Sebbene non possieda cellule urticanti come le meduse, lo Mnemiopsis leidyi rappresenta una minaccia per l’ecosistema marino in quanto è un vorace predatore di zooplancton, uova e larve di pesci. Questo comportamento alimentare aggressivo interferisce direttamente con la catena alimentare marina, sottraendo nutrimento essenziale ad altre specie e compromettendo il ricambio generazionale delle popolazioni ittiche.

Il pericolo maggiore per la Laguna di Venezia deriva dalla straordinaria capacità di adattamento di questo ctenoforo. Gli esperimenti di laboratorio condotti dai ricercatori, integrati con osservazioni dirette sul campo, hanno dimostrato che la noce di mare è in grado di sopravvivere in un ampio intervallo di temperature, compreso tra i 10 e i 32 gradi centigradi, e di salinità, tra 10 e 34. Questa versatilità biologica le permette di colonizzare ambienti molto diversi tra loro e di resistere alle variazioni stagionali.

Filippo Piccardi, primo autore dello studio e ricercatore dell’Università di Padova, ha spiegato che le informazioni relative alle lagune mediterranee erano fino ad ora limitate, nonostante la dinamica di questa specie fosse stata studiata in altre aree del mondo.

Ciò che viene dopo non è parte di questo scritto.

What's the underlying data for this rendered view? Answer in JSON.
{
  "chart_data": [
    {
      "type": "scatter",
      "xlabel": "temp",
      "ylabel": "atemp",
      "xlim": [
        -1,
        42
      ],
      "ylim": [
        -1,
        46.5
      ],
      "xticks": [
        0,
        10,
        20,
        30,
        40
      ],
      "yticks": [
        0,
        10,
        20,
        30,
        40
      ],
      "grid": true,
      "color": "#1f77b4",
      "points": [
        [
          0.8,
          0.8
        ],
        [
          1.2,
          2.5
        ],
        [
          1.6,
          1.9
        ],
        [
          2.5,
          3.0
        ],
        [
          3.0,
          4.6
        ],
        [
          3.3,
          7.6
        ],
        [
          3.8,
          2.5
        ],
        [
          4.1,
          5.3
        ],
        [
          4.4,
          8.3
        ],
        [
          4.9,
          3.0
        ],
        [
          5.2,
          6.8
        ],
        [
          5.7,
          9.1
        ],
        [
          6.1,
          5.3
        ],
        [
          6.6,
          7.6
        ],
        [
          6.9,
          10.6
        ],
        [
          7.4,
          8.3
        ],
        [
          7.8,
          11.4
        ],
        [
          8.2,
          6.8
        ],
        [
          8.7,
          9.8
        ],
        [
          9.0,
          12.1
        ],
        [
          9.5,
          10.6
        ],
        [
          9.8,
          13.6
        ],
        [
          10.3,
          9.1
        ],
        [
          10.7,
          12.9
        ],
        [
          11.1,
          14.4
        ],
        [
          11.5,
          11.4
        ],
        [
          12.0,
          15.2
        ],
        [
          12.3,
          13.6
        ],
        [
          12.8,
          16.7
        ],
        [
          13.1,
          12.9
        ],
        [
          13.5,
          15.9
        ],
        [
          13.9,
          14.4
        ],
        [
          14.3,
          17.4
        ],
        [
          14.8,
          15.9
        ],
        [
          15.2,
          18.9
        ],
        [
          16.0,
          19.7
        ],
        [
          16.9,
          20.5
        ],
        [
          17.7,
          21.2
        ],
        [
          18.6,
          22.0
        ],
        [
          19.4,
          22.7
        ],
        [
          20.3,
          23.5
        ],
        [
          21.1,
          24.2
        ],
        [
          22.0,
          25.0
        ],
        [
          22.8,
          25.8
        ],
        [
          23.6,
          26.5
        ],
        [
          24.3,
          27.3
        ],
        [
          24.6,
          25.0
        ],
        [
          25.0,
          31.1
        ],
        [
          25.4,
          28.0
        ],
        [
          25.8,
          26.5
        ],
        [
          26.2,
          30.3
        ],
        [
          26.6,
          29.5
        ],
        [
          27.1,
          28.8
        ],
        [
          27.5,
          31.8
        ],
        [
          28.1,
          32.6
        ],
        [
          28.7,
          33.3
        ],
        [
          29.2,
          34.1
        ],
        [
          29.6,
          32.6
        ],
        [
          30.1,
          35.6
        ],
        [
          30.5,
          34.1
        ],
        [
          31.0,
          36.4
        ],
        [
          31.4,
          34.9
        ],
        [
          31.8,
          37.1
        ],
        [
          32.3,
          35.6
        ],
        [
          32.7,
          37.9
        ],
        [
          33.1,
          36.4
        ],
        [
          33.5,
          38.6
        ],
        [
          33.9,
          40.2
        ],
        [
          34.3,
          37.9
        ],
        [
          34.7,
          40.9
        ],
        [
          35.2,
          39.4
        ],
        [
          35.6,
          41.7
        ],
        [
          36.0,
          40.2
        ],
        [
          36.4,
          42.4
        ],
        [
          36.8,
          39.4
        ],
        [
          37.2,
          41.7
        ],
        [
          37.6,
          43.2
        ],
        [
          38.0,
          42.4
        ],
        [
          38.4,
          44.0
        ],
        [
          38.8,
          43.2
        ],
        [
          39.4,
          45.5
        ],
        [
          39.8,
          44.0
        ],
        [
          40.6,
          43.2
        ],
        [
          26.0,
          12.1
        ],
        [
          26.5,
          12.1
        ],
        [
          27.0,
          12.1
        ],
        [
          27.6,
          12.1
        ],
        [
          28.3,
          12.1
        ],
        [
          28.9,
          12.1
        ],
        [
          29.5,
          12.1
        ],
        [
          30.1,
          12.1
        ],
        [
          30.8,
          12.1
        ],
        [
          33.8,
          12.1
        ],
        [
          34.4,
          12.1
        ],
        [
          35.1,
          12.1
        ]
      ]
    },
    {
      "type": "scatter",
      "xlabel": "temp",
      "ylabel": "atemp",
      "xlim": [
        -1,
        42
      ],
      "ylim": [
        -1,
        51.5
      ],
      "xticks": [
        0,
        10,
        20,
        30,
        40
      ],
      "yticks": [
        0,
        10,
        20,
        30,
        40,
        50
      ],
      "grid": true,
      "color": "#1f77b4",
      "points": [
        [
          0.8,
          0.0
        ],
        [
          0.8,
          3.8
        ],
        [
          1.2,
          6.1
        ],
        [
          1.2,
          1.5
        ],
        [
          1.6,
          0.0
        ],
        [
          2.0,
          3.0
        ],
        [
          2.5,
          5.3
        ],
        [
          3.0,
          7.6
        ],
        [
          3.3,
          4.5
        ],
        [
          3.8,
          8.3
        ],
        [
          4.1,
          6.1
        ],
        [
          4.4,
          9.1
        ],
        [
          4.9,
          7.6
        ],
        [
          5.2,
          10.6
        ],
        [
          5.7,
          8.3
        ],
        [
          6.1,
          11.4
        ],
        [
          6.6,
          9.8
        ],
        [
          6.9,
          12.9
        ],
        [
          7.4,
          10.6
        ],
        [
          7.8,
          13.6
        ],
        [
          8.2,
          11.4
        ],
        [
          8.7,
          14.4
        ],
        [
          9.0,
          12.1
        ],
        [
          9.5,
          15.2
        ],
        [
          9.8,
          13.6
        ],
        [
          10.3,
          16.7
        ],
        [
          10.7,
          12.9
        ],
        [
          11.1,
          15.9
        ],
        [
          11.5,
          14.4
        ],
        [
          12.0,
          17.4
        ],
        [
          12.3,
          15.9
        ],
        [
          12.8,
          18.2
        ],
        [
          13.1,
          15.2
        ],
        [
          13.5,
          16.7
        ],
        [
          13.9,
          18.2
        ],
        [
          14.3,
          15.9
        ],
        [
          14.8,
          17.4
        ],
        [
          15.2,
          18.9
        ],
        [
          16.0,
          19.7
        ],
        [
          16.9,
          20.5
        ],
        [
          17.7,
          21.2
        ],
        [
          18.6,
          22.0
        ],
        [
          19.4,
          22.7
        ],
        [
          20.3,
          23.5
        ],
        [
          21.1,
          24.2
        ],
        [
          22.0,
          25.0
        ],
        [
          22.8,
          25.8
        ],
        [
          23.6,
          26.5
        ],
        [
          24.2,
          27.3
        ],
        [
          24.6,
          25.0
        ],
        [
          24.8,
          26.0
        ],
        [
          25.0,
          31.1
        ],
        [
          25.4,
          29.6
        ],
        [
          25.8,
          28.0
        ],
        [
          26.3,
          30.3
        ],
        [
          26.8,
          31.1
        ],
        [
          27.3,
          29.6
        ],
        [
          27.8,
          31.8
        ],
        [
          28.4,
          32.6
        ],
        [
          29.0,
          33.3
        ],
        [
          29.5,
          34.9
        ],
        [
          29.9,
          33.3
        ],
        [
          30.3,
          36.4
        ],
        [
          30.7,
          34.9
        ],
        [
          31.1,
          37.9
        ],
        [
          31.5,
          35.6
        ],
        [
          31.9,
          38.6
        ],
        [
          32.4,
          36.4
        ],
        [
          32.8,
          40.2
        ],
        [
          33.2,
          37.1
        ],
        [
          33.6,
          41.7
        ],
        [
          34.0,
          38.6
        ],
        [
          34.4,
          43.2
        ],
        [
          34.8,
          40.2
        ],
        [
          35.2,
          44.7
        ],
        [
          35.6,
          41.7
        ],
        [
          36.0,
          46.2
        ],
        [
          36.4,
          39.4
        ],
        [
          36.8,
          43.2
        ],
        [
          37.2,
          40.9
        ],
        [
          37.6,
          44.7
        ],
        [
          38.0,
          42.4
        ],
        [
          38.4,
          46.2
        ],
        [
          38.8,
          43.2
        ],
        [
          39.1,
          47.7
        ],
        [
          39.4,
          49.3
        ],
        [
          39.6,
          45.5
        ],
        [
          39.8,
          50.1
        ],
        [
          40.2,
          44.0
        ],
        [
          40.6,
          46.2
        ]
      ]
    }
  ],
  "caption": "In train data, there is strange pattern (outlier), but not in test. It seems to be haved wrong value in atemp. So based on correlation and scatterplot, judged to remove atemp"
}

Lo studio rappresenta la prima indagine integrata sul campo e in laboratorio della nicchia ecologica di Mnemiopsis leidyi nella Laguna di Venezia, adottando un approccio interdisciplinare che ha monitorato per due anni la distribuzione spaziale della specie.

I risultati del monitoraggio mostrano che la noce di mare segue un andamento stagionale ben definito, con eventi di riproduzione massiva, chiamati bloom, che si verificano in tarda primavera e tra fine estate e inizio autunno. Questi picchi di proliferazione sono probabilmente legati a temperature più elevate e a condizioni di salinità ottimali per la specie. Le condizioni estreme, come temperature molto elevate o bassa salinità, possono comunque ridurre significativamente la sopravvivenza dell’organismo.

L’abbondanza della specie risulta infatti strettamente correlata sia alla temperatura dell’acqua sia alla salinità, due parametri che nella Laguna di Venezia sono caratterizzati da una forte variabilità spaziale e stagionale. Questa variabilità rende l’ambiente lagunare particolarmente complesso da studiare ma al tempo stesso vulnerabile all’invasione di specie opportuniste come la noce di mare.

Le ripercussioni economiche per il settore della pesca sono già evidenti. Gli operatori delle lagune lamentano interferenze nelle attività di pesca e danni alle reti dovuti alla presenza massiccia di questi organismi gelatinosi. La situazione ricorda quanto già accaduto con altre specie invasive come il granchio blu, che ha provocato cali nella produzione di vongole e aumenti dei prezzi fino al 60 percento.

La presenza della noce di mare nella Laguna di Venezia, dunque, rappresenta un ulteriore esempio di come le specie invasive stiano modificando profondamente gli equilibri degli ecosistemi marini mediterranei. Il monitoraggio continuo e la ricerca scientifica si confermano strumenti essenziali per comprendere i meccanismi di invasione e sviluppare strategie di gestione che possano mitigare l’impatto di questi organismi sulla biodiversità e sulle attività economiche legate al mare.